I think we idolise mothers and treat them as otherworldly creatures and superhuman. A mother is not. She is just a woman who has had a child. I say that as a mother who has a four-year-old son. It’s been revelatory to realise that what science says about motherhood doesn’t live up to the legendary status we give to mothers. I don’t want to denigrate the importance of motherhood, but at the same time we have to understand that not all women have a maternal instinct. Not all women want to be mothers, are good mothers, or treat their children well when they become mothers. We tend as a society to put a lot of pressure on mothers to do everything against the odds, when in fact there is nothing in our evolutionary history to suggest that we have lived this way.

We sometimes imagine sexual equality to be a product of our enlightened liberal modern societies. But you argue that anthropologists have long understood that in many societies men and women have existed on equal terms.
Us humans have so much variety in our cultures. What this shows is that we are a much more flexible species in the range of behaviour that we show than we think we are.

You document how the Himba tribes in Namibia consider it culturally acceptable for women to openly have affairs.
Dr Brooke Scelza, an anthropologist at the University of California, Los Angeles, spent some time with these tribes and she saw that women were equally free to have affairs with who they wanted. Today, as more research is done into female sexual behaviour, and as our society changes, we see increasingly that women are much more open to casual sex than was previously assumed. And the assumptions that we had about female sexual behaviour were just Victorian.
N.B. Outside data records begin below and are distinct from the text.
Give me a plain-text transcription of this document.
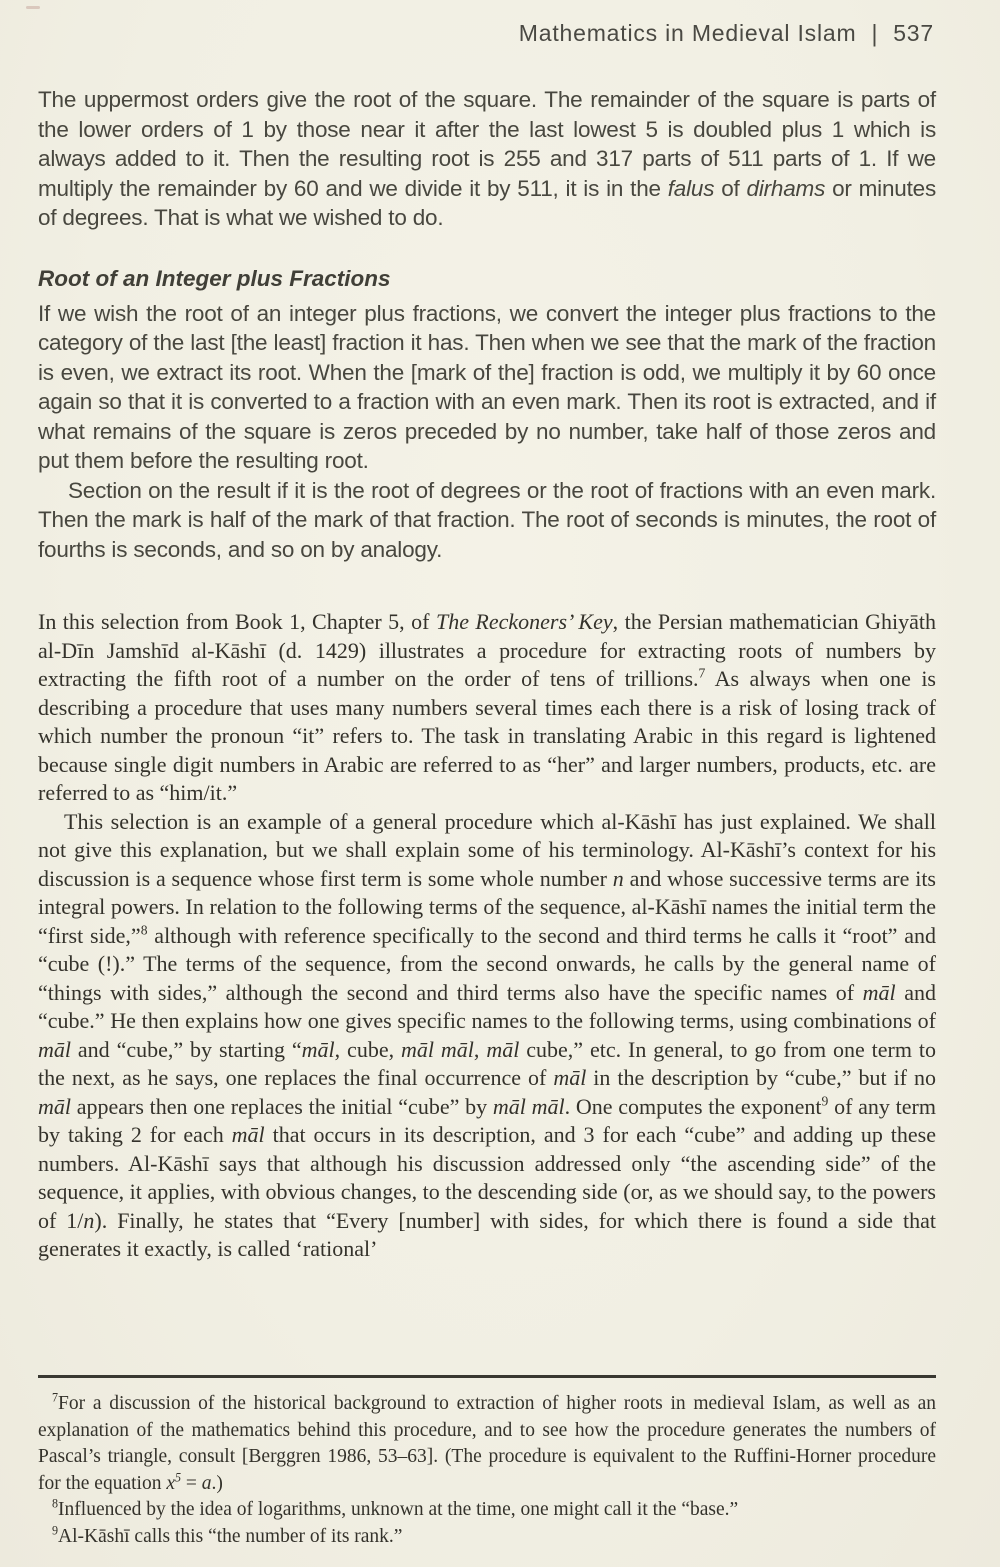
Mathematics in Medieval Islam | 537

The uppermost orders give the root of the square. The remainder of the square is parts of the lower orders of 1 by those near it after the last lowest 5 is doubled plus 1 which is always added to it. Then the resulting root is 255 and 317 parts of 511 parts of 1. If we multiply the remainder by 60 and we divide it by 511, it is in the falus of dirhams or minutes of degrees. That is what we wished to do.

Root of an Integer plus Fractions

If we wish the root of an integer plus fractions, we convert the integer plus fractions to the category of the last [the least] fraction it has. Then when we see that the mark of the fraction is even, we extract its root. When the [mark of the] fraction is odd, we multiply it by 60 once again so that it is converted to a fraction with an even mark. Then its root is extracted, and if what remains of the square is zeros preceded by no number, take half of those zeros and put them before the resulting root.

Section on the result if it is the root of degrees or the root of fractions with an even mark. Then the mark is half of the mark of that fraction. The root of seconds is minutes, the root of fourths is seconds, and so on by analogy.

In this selection from Book 1, Chapter 5, of The Reckoners’ Key, the Persian mathematician Ghiyāth al-Dīn Jamshīd al-Kāshī (d. 1429) illustrates a procedure for extracting roots of numbers by extracting the fifth root of a number on the order of tens of trillions.$^7$ As always when one is describing a procedure that uses many numbers several times each there is a risk of losing track of which number the pronoun “it” refers to. The task in translating Arabic in this regard is lightened because single digit numbers in Arabic are referred to as “her” and larger numbers, products, etc. are referred to as “him/it.”

This selection is an example of a general procedure which al-Kāshī has just explained. We shall not give this explanation, but we shall explain some of his terminology. Al-Kāshī’s context for his discussion is a sequence whose first term is some whole number n and whose successive terms are its integral powers. In relation to the following terms of the sequence, al-Kāshī names the initial term the “first side,”$^8$ although with reference specifically to the second and third terms he calls it “root” and “cube (!).” The terms of the sequence, from the second onwards, he calls by the general name of “things with sides,” although the second and third terms also have the specific names of māl and “cube.” He then explains how one gives specific names to the following terms, using combinations of māl and “cube,” by starting “māl, cube, māl māl, māl cube,” etc. In general, to go from one term to the next, as he says, one replaces the final occurrence of māl in the description by “cube,” but if no māl appears then one replaces the initial “cube” by māl māl. One computes the exponent$^9$ of any term by taking 2 for each māl that occurs in its description, and 3 for each “cube” and adding up these numbers. Al-Kāshī says that although his discussion addressed only “the ascending side” of the sequence, it applies, with obvious changes, to the descending side (or, as we should say, to the powers of 1/n). Finally, he states that “Every [number] with sides, for which there is found a side that generates it exactly, is called ‘rational’

$^7$For a discussion of the historical background to extraction of higher roots in medieval Islam, as well as an explanation of the mathematics behind this procedure, and to see how the procedure generates the numbers of Pascal’s triangle, consult [Berggren 1986, 53–63]. (The procedure is equivalent to the Ruffini-Horner procedure for the equation $x^5 = a$.)

$^8$Influenced by the idea of logarithms, unknown at the time, one might call it the “base.”

$^9$Al-Kāshī calls this “the number of its rank.”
Sexual selection theory is a subject you look at in detail. As it applies to humans at least, you claim it often gets reduced to simple clichés: that men are promiscuous and undiscriminating, while women are highly discriminating and sexually passive.
This idea has been around for a long time: that women are much more chaste, modest and less promiscuous than men. Firstly this doesn’t correlate with a lot of women’s experiences. And secondly, when we look at the animal world – where a lot of these presumptions come from in the first place – it’s not even true there either. For example, evolutionary biologists studying bluebirds discovered that females were travelling considerable distances to mate with other males. And as more research is being done on female sexual behaviour, we see that a lot of species in which we thought that females were passive or chaste are actually not like that.
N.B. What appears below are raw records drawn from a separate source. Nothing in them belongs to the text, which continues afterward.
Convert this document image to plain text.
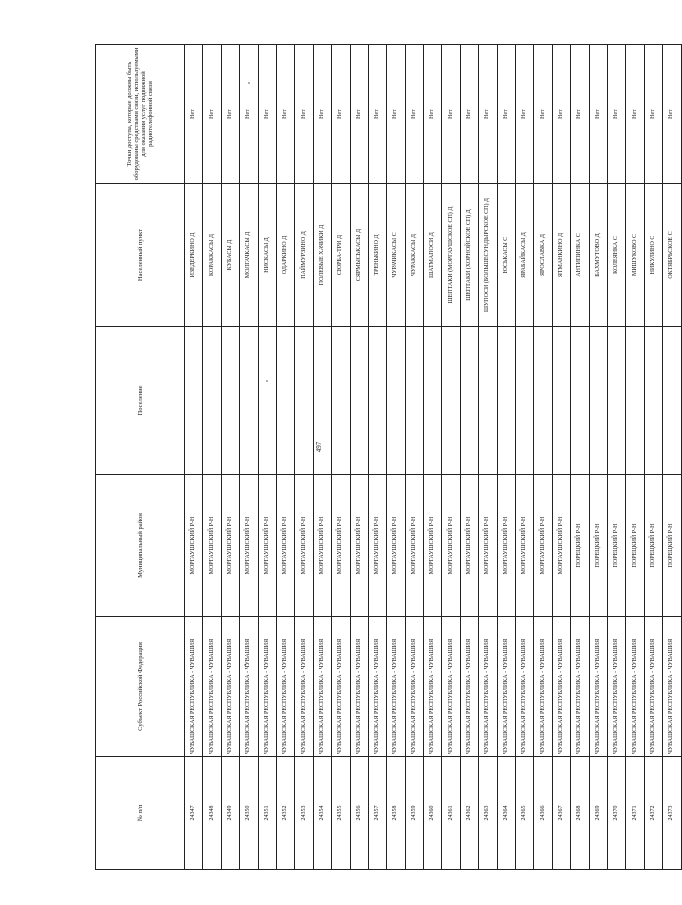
497
№ п/п	Субъект Российской Федерации	Муниципальный район	Поселение	Населенный пункт	Точки доступа, которые должны быть оборудованы средствами связи, используемыми для оказания услуг подвижной радиотелефонной связи
24347	ЧУВАШСКАЯ РЕСПУБЛИКА - ЧУВАШИЯ	МОРГАУШСКИЙ Р-Н		ИЗЕДЕРКИНО Д	Нет
24348	ЧУВАШСКАЯ РЕСПУБЛИКА - ЧУВАШИЯ	МОРГАУШСКИЙ Р-Н		КОРАККАСЫ Д	Нет
24349	ЧУВАШСКАЯ РЕСПУБЛИКА - ЧУВАШИЯ	МОРГАУШСКИЙ Р-Н		КУБАСЫ Д	Нет
24350	ЧУВАШСКАЯ РЕСПУБЛИКА - ЧУВАШИЯ	МОРГАУШСКИЙ Р-Н		МОЛГАЧКАСЫ Д	Нет
24351	ЧУВАШСКАЯ РЕСПУБЛИКА - ЧУВАШИЯ	МОРГАУШСКИЙ Р-Н		НИСКАСЫ Д	Нет
24352	ЧУВАШСКАЯ РЕСПУБЛИКА - ЧУВАШИЯ	МОРГАУШСКИЙ Р-Н		ОДАРКИНО Д	Нет
24353	ЧУВАШСКАЯ РЕСПУБЛИКА - ЧУВАШИЯ	МОРГАУШСКИЙ Р-Н		ПАЙМУРЗИНО Д	Нет
24354	ЧУВАШСКАЯ РЕСПУБЛИКА - ЧУВАШИЯ	МОРГАУШСКИЙ Р-Н		ПОЛЕВЫЕ ХАЧИКИ Д	Нет
24355	ЧУВАШСКАЯ РЕСПУБЛИКА - ЧУВАШИЯ	МОРГАУШСКИЙ Р-Н		СЮРБА-ТРИ Д	Нет
24356	ЧУВАШСКАЯ РЕСПУБЛИКА - ЧУВАШИЯ	МОРГАУШСКИЙ Р-Н		СЯРМЫСЬКАСЫ Д	Нет
24357	ЧУВАШСКАЯ РЕСПУБЛИКА - ЧУВАШИЯ	МОРГАУШСКИЙ Р-Н		ТРЕНЬКИНО Д	Нет
24358	ЧУВАШСКАЯ РЕСПУБЛИКА - ЧУВАШИЯ	МОРГАУШСКИЙ Р-Н		ЧУРАЧИКАСЫ С	Нет
24359	ЧУВАШСКАЯ РЕСПУБЛИКА - ЧУВАШИЯ	МОРГАУШСКИЙ Р-Н		ЧУРАККАСЫ Д	Нет
24360	ЧУВАШСКАЯ РЕСПУБЛИКА - ЧУВАШИЯ	МОРГАУШСКИЙ Р-Н		ШАТМАПОСИ Д	Нет
24361	ЧУВАШСКАЯ РЕСПУБЛИКА - ЧУВАШИЯ	МОРГАУШСКИЙ Р-Н		ШЕПТАКИ (МОРГАУШСКОЕ СП) Д	Нет
24362	ЧУВАШСКАЯ РЕСПУБЛИКА - ЧУВАШИЯ	МОРГАУШСКИЙ Р-Н		ШЕПТАКИ (ХОРНОЙСКОЕ СП) Д	Нет
24363	ЧУВАШСКАЯ РЕСПУБЛИКА - ЧУВАШИЯ	МОРГАУШСКИЙ Р-Н		ШУПОСИ (БОЛЬШЕСУНДЫРСКОЕ СП) Д	Нет
24364	ЧУВАШСКАЯ РЕСПУБЛИКА - ЧУВАШИЯ	МОРГАУШСКИЙ Р-Н		ЮСЬКАСЫ С	Нет
24365	ЧУВАШСКАЯ РЕСПУБЛИКА - ЧУВАШИЯ	МОРГАУШСКИЙ Р-Н		ЯРАБАЙКАСЫ Д	Нет
24366	ЧУВАШСКАЯ РЕСПУБЛИКА - ЧУВАШИЯ	МОРГАУШСКИЙ Р-Н		ЯРОСЛАВКА Д	Нет
24367	ЧУВАШСКАЯ РЕСПУБЛИКА - ЧУВАШИЯ	МОРГАУШСКИЙ Р-Н		ЯТМАНКИНО Д	Нет
24368	ЧУВАШСКАЯ РЕСПУБЛИКА - ЧУВАШИЯ	ПОРЕЦКИЙ Р-Н		АНТИПИНКА С	Нет
24369	ЧУВАШСКАЯ РЕСПУБЛИКА - ЧУВАШИЯ	ПОРЕЦКИЙ Р-Н		БАХМУТОВО Д	Нет
24370	ЧУВАШСКАЯ РЕСПУБЛИКА - ЧУВАШИЯ	ПОРЕЦКИЙ Р-Н		КОЛЕЯНКА С	Нет
24371	ЧУВАШСКАЯ РЕСПУБЛИКА - ЧУВАШИЯ	ПОРЕЦКИЙ Р-Н		МИШУКОВО С	Нет
24372	ЧУВАШСКАЯ РЕСПУБЛИКА - ЧУВАШИЯ	ПОРЕЦКИЙ Р-Н		НИКУЛИНО С	Нет
24373	ЧУВАШСКАЯ РЕСПУБЛИКА - ЧУВАШИЯ	ПОРЕЦКИЙ Р-Н		ОКТЯБРЬСКОЕ С	Нет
Is there a point where we can see the guarding of female sexual freedom become a dominant theme?
It appears that as we moved from hunter-gatherers to agriculture, it became particularly important for men to know that their offspring were their own. This is when we started to settle down as humans, and when we started to acquire territory and wealth. But it’s very difficult to know the exact roots. We don’t know how these early human societies actually lived. That is the difficulty of picking it apart. Many people think that men are naturally dominant. That we follow the chimpanzee model, where the males dominate, and the females are subservient to the males. But I think the evidence shows that this was all a construction to serve the interests of men.

What can feminists do to ensure more equality is forthcoming?
It’s vitally important that the feminist movement draws from science to establish its case that women deserve equality. Because given the evidence that is there, equality is every woman’s natural biological right. It’s not just a political ideal. It’s something we deserve, and that has been taken away from us despite what we are capable of.